Diane came to my clinic, bright and early. She had a massive grin on her face and her dark clothes had been replaced with a bright, flowery dress. She sat down and told me what had happened.

“So I took off the parcel tape as we planned,” she explained, “and, you know what, curiosity just got the better of me. I couldn’t help but take a peek inside, and the first thing I saw was a photograph of myself and a friend that I used to have on my desk. I’d forgotten about her and we had lost touch. Seeing that photo prompted me to get in contact. We’re going out for a meal this Saturday…”

Diane was sitting upright. Full of confidence and quite remarkably different.

“I also found a certificate in the box. It was for a course I went on to do with accountancy. I used to love learning skills with numbers. I miss that skill. So I found a course starting in the Summer that I may go on and maybe even get a few private clients.”

Diane took a sip of water, and then before I could interrupt, she said:

“At the bottom of the box was a pen. My husband bought it for me for my first day of work. It never ran out! I felt happy to have been reminded of his kindness. I felt like he was with me when I found this pen.”

It was such an exciting moment in my clinic and testament to the fact that if the brain wants to change, then change can happen rapidly. Only a week ago, Diane had been depressed and directionless.

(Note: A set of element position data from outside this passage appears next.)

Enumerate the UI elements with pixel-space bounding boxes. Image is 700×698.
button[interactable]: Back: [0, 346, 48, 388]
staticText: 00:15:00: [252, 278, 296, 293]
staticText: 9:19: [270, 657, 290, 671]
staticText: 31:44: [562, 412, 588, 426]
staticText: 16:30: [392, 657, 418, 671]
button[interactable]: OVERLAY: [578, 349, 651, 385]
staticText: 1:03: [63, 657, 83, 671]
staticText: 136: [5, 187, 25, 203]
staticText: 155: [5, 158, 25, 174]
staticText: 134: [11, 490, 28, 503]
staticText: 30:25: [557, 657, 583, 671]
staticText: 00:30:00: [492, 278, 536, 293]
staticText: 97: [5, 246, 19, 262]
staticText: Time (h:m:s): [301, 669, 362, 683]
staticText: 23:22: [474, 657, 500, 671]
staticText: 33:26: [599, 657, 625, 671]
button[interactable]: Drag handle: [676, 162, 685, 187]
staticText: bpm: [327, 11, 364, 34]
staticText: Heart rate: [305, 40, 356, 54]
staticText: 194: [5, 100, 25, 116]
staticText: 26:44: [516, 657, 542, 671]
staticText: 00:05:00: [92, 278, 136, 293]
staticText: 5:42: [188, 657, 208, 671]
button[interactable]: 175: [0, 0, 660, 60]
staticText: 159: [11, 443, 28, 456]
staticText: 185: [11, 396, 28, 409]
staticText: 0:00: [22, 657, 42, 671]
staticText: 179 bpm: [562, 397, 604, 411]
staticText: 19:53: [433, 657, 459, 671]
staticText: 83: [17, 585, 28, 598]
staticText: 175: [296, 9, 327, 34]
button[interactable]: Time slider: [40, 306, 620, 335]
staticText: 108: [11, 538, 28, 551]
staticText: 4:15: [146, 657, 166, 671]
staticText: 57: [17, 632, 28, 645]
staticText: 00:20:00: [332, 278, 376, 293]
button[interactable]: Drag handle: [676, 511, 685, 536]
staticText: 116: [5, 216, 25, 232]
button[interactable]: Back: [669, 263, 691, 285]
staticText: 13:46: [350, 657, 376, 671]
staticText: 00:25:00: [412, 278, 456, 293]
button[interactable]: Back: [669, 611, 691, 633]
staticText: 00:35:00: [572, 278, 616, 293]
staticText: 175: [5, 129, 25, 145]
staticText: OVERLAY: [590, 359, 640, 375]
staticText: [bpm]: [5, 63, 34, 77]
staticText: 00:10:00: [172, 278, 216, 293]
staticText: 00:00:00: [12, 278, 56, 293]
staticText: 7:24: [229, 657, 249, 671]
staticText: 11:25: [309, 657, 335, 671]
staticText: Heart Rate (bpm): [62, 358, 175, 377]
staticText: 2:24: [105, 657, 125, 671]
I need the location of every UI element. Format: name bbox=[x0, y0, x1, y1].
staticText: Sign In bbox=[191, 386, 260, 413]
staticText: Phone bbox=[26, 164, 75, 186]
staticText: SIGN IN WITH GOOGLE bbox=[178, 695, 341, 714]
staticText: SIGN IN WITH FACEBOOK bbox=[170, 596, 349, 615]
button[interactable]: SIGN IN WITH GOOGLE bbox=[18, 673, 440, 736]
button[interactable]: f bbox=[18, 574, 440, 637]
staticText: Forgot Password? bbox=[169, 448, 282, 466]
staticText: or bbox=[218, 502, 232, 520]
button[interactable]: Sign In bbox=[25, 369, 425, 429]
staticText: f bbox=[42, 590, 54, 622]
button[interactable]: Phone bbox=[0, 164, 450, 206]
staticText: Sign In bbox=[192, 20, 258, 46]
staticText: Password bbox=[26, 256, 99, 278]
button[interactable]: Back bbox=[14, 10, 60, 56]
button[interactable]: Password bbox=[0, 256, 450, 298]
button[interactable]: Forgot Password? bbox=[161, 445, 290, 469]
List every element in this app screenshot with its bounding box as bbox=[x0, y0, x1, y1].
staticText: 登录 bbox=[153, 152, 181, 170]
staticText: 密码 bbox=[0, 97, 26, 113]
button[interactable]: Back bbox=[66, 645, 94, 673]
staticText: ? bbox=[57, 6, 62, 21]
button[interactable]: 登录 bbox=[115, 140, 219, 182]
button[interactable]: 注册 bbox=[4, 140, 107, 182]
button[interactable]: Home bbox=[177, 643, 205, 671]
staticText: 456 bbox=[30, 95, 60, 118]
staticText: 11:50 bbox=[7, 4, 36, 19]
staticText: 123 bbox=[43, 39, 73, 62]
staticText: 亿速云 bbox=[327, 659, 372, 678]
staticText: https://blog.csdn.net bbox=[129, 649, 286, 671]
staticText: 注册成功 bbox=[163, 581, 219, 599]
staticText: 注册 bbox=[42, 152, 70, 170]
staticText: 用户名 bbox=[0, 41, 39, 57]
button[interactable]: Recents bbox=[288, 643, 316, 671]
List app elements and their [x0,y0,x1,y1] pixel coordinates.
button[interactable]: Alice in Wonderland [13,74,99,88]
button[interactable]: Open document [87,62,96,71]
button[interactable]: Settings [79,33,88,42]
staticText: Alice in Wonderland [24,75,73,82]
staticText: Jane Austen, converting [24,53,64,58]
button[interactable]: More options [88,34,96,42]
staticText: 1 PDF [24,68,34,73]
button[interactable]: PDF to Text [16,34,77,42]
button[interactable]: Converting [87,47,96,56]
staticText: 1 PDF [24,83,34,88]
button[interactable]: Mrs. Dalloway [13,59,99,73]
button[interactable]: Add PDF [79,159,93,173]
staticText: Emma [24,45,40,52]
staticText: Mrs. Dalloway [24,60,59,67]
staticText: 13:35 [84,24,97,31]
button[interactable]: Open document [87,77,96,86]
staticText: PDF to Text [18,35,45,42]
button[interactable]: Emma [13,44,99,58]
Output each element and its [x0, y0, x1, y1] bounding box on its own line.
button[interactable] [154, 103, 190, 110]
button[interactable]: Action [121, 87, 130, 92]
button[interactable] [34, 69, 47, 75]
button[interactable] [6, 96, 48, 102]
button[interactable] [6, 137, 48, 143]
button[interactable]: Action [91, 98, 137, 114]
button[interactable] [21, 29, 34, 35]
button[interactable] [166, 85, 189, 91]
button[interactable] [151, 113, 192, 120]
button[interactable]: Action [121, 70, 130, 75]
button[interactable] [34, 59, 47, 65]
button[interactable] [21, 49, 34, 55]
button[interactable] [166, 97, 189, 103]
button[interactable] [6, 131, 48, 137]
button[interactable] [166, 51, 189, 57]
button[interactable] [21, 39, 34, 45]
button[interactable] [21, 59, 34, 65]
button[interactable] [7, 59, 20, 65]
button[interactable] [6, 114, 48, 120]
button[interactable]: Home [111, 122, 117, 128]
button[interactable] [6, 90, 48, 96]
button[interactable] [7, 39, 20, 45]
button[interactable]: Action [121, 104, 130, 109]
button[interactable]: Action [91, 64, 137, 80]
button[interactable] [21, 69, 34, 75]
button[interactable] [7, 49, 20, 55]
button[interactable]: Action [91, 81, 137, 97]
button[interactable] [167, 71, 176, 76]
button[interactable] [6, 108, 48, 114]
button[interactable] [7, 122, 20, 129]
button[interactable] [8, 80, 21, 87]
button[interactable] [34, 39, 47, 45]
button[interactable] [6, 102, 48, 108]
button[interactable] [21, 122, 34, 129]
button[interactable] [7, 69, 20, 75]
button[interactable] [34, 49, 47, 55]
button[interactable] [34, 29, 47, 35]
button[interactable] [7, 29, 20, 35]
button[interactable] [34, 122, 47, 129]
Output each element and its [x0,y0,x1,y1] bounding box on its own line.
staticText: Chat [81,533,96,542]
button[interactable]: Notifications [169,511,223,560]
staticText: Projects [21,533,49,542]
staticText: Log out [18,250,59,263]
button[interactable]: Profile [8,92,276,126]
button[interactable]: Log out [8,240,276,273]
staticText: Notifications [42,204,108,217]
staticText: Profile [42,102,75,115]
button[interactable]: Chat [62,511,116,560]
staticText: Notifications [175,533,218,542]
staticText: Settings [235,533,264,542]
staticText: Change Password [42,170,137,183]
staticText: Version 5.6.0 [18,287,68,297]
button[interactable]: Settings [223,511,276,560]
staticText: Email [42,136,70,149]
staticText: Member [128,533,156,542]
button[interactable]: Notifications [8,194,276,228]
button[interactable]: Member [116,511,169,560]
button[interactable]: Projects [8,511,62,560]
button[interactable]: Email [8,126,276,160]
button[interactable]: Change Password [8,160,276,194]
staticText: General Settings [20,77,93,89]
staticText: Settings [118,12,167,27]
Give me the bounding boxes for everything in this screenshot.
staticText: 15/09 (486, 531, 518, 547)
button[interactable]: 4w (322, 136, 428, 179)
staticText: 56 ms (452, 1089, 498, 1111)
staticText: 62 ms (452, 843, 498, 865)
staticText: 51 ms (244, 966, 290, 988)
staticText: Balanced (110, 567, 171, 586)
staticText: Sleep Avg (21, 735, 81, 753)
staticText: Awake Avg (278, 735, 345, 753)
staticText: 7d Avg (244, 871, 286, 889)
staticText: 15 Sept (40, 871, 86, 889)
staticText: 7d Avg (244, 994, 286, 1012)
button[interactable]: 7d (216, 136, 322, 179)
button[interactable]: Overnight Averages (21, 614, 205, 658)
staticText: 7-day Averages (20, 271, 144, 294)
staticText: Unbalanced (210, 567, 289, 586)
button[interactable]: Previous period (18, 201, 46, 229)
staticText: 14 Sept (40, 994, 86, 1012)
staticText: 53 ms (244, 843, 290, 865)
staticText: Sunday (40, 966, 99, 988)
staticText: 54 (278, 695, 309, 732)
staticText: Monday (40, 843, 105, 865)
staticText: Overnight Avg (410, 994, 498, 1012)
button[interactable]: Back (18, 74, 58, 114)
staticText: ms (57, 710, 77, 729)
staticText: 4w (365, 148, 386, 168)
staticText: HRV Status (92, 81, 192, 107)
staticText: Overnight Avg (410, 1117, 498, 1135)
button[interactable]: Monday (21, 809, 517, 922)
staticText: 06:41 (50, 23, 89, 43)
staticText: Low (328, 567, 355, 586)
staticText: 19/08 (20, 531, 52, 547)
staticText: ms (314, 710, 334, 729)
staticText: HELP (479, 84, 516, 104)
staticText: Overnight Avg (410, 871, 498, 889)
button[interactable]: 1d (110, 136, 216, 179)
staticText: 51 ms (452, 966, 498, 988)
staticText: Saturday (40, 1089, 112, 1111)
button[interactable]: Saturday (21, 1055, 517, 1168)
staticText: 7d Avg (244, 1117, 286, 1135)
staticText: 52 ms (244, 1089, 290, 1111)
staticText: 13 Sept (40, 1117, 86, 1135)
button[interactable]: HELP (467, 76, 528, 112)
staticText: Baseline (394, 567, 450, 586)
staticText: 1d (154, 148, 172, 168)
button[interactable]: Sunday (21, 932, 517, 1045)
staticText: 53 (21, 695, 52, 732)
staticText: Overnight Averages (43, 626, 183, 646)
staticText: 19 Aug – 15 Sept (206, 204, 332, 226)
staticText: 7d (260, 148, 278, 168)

Here she was, arranging social events, re-training, re-entering the workplace and recalling happy memories.

But more importantly, this story demonstrates such a vital part of the hypnotherapy process. Change begins small but multiplies.

In one week, all of this happened to Diane. Yet her goal was simply to rip some tape off a box. Look at the forward momentum it created for her.

In the clinic, I tell this story and ask the clients, “What is going to be your ‘parcel tape’ moment this week!”

Change can be small but the impact can be huge!